Fakta itu menunjukkan lemahnya pengawasan Perwal yang mengatur tentang cluster isolation.

Pemko Medan juga dinilai tidak transparan mengenai data warga warga yang sedang karantina rumah. “Bukan untuk dikucilkan, tetapi agar masyarakat dapat saling mendukung satu sama lain. Yang sehat melindungi diri dan mendukung yang dikarantina. Sedangkan yang dikarantina menjaga diri, agar tidak berpotensi menularkan kepada yang sehat,” ujarnya.

Menurut Robi, bila pendataan dilakukan dengan baik, maka masyarakat dapat saling mengawasi satu sama lain.

“Perwal itu mengatur bahwa semua yang dikarantina di rumah akan dibiayai kebutuhan hidupnya oleh Gugus Tugas Kota Medan, serta diawasi pergerakannya. Persoalannya, apakah itu sudah berjalan?” katanya.

Selain itu, adanya razia masker di lapangan yang menahan KTP para pelanggar selama 3 hari di kantor Satpol PP Kota Medan, juga dinilai belum efektif meningkatkan kemauan masyarakat untuk menggunakan masker secara signifikan.

“Sanksinya hanya sanksi administratif, jadi kurang memberi efek jera. Intinya, Pemko Medan harus mampu menyediakan masker kepada seluruh masyarakat Kota Medan. Pemerintah juga harus bisa membayar biaya hidup masyarakat yang dikarantina. Tingkatkan pengawasan kepada yang dikarantina, termasuk soal social distancing yang masih banyak dilanggar di lapangan,” tutupnya.

Cukup Efektif

Sekretaris GTPP Covid-19 Kota Medan sekaligus Kepala Badan Penanggulangan Bencana Daerah (BPBD) Kota Medan, Arjuna Sembiring, mengatakan pihaknya masih terus melakukan langkah-langkah untuk meminimalisir perkembangan Covid-19 di Kota Medan.

“Penekanan penggunaan masker, cluster isolation, dan semua hal lainnya masih kita lakukan. Kami rasa itu cukup efektif. Hanya saja karena baru berjalan, jadi belum terlihat secara signifikan,” tuturnya.

Tak hanya itu, gugus tugas juga masih melakukan penyemprotan cairan disinfektan di sejumlah jalan di Kota Medan yang dinilai efektif dalam menekan angka penyebaran Covid-19. “Penyemprotan disinfektan masih kita lakukan, khususnya di seputaran kuburan Simalingkar B yang dijadikan kuburan alternatif khusus Covid-19. Lalu juga kita fokuskan di kawasan TPA (Tempat Pembuangan Akhir) Terjun,” tutupnya.

Dua RS Kesulitan Keuangan

Masih dampak pandemi Covid-19, dua rumah sakit pemerintah di Kota Medan mengalami kesulitan finansial pascapandemi. Keduanya yakni Rumah Sakit Umum Pusat (RSUP) Haji Adam Malik (HAM) dan Rumah Sakit Umum Daerah (RSUD) dr Pirngadi Medan.

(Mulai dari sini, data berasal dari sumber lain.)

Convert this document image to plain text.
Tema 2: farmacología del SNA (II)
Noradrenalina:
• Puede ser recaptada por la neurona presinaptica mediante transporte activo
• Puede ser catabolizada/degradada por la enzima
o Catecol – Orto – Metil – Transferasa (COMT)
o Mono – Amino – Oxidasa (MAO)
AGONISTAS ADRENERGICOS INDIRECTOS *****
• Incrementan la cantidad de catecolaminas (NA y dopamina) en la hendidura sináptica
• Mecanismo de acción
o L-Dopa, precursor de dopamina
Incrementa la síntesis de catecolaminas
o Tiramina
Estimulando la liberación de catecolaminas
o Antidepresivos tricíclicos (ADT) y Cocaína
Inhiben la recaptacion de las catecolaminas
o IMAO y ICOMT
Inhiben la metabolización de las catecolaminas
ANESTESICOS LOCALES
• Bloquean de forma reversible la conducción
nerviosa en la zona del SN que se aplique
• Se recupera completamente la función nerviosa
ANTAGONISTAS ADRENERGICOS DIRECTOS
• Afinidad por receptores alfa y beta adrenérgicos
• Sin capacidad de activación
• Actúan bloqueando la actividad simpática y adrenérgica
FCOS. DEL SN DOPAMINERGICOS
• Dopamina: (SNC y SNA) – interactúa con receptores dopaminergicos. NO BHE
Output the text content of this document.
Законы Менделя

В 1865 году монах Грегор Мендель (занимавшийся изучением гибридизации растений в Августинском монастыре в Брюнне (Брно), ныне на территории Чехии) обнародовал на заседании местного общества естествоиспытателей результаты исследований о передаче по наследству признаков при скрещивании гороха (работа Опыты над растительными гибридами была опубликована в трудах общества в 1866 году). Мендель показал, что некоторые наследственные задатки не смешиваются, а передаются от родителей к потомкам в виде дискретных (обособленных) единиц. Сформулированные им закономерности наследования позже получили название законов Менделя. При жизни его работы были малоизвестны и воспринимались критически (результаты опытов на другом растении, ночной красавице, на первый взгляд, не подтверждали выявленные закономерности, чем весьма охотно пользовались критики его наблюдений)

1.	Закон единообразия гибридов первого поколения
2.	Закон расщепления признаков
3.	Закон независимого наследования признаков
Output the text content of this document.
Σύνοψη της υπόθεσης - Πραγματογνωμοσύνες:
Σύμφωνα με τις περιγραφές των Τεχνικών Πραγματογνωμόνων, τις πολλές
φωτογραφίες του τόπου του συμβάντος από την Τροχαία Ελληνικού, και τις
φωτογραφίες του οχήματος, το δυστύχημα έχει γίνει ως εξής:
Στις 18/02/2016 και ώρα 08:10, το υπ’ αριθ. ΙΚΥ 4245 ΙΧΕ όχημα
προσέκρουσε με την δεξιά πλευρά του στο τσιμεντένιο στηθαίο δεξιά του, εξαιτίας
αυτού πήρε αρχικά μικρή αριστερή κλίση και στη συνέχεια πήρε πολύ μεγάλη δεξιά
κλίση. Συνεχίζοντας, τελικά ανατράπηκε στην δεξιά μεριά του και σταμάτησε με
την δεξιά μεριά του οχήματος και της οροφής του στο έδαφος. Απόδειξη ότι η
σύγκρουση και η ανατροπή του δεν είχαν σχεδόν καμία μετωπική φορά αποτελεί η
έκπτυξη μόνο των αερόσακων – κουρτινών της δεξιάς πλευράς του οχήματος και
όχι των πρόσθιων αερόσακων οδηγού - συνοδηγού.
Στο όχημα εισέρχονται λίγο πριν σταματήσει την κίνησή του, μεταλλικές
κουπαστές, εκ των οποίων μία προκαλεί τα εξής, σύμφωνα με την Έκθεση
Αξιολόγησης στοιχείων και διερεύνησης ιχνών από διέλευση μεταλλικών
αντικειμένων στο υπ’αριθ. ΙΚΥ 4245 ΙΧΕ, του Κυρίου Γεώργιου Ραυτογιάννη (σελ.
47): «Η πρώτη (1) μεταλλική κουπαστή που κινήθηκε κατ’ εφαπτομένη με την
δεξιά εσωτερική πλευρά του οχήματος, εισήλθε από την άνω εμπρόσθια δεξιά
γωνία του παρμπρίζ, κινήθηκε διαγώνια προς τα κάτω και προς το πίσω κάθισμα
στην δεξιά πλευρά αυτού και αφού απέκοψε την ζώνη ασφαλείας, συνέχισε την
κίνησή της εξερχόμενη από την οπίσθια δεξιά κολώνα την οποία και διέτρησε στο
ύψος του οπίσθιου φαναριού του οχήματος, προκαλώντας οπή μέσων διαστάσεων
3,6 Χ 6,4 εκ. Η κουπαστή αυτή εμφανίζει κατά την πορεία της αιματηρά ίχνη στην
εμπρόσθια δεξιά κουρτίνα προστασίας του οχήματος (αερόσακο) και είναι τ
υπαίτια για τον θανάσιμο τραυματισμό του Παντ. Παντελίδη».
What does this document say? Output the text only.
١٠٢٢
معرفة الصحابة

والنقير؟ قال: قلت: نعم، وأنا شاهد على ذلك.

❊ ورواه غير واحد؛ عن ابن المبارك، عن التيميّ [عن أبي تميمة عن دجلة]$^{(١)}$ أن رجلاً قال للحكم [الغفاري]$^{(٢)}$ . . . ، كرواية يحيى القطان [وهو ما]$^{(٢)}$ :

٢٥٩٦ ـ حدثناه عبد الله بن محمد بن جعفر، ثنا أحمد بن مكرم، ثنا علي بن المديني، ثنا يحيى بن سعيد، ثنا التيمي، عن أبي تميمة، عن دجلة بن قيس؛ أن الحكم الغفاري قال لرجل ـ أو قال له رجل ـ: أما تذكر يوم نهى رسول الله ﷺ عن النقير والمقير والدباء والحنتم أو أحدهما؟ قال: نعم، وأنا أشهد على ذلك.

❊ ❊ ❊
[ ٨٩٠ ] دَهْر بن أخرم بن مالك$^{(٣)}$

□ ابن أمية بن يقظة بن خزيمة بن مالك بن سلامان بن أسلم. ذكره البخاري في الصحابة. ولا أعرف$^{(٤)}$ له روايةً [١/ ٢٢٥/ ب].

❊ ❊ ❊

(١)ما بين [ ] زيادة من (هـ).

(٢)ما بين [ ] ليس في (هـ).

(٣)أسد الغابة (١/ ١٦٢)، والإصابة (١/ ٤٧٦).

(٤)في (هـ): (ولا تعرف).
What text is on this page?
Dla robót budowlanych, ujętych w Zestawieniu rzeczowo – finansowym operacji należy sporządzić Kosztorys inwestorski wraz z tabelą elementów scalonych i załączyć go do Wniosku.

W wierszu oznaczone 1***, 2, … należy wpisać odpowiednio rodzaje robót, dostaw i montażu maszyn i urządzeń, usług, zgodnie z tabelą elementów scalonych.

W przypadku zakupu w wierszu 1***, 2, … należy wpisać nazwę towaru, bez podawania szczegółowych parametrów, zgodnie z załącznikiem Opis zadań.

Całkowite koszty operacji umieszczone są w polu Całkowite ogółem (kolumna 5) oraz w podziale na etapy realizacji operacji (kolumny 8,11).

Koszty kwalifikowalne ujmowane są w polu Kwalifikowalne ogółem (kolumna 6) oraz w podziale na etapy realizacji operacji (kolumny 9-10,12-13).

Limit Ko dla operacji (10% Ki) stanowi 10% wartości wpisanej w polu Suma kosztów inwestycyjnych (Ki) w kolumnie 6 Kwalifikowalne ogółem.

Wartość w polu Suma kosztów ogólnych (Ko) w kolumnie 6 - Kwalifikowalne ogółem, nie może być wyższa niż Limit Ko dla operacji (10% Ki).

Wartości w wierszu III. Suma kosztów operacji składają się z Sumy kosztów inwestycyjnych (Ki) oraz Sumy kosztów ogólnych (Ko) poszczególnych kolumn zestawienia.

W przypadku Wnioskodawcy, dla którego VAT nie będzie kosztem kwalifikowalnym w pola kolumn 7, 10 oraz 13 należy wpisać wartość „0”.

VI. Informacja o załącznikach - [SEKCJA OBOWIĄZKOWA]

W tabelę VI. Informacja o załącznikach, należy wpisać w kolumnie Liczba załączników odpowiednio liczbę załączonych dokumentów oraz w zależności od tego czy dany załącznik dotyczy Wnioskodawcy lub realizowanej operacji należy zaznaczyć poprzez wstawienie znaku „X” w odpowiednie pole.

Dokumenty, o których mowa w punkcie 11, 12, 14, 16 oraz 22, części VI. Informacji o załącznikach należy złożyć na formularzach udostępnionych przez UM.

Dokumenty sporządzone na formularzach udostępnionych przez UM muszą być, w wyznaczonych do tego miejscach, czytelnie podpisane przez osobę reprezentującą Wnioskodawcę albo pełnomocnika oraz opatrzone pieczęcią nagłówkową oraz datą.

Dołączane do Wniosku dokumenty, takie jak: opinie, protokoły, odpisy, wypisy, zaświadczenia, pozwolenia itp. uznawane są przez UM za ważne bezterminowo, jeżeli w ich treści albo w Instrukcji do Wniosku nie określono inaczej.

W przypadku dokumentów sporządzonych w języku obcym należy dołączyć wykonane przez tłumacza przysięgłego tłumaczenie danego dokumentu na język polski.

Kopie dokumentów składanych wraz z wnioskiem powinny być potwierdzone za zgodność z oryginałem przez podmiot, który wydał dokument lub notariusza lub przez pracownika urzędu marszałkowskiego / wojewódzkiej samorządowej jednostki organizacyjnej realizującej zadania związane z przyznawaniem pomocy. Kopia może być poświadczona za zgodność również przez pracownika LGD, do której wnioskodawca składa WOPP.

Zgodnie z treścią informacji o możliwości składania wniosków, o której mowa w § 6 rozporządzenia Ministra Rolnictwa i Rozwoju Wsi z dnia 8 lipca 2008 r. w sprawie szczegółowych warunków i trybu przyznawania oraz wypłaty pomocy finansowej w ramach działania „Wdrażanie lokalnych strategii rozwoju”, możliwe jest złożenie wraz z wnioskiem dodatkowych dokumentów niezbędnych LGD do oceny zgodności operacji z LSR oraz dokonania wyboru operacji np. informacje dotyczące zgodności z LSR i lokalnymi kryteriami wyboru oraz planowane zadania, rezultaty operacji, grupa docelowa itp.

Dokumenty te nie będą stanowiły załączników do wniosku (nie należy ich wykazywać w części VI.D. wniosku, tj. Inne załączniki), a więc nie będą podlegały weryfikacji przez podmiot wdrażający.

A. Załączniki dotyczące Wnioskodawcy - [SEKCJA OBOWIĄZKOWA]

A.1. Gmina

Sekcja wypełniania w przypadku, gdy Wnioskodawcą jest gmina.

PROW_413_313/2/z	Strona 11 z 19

Kasubbag Humas RSUP HAM, Rosario Dorothy Simanjuntak, mengatakan biaya perawatan pasien virus corona memang ditanggung pemerintah. Hanya saja, pihak rumah sakit mesti mendahului biayanya. “Sifatnya pengajuan klaim. Nah, yang mendahulukan mulai dari bulan Maret ya rumah sakit. Sampai sekarang, pengajuan klaim ke negara belum dilakukan karena masih diatur mekanismenya,” ujar Rosa kepada wartawan, Kamis (14/5).

Kata dia, pandemi Covid-19 ini belum diketahui kapan akan berakhir. Di sisi lain, manajemen rumah sakit harus menambah sarana dan prasarana untuk merawat pasien Covid-19. “Dari mana dana itu semua? Ya didahului rumah sakit,” ucapnya.

Di tengah banyaknya pengeluaran rumah sakit, pemasukan justru jauh berkurang karena jumlah pasien berkurang drastis menyusul adanya imbauan Kemenkes agar pasien rawat jalan mengurangi kunjungan ke rumah sakit, apabila tidak mendesak. Dampaknya, menurut Rosa, RS mesti melakukan efisiensi di berbagai divisi.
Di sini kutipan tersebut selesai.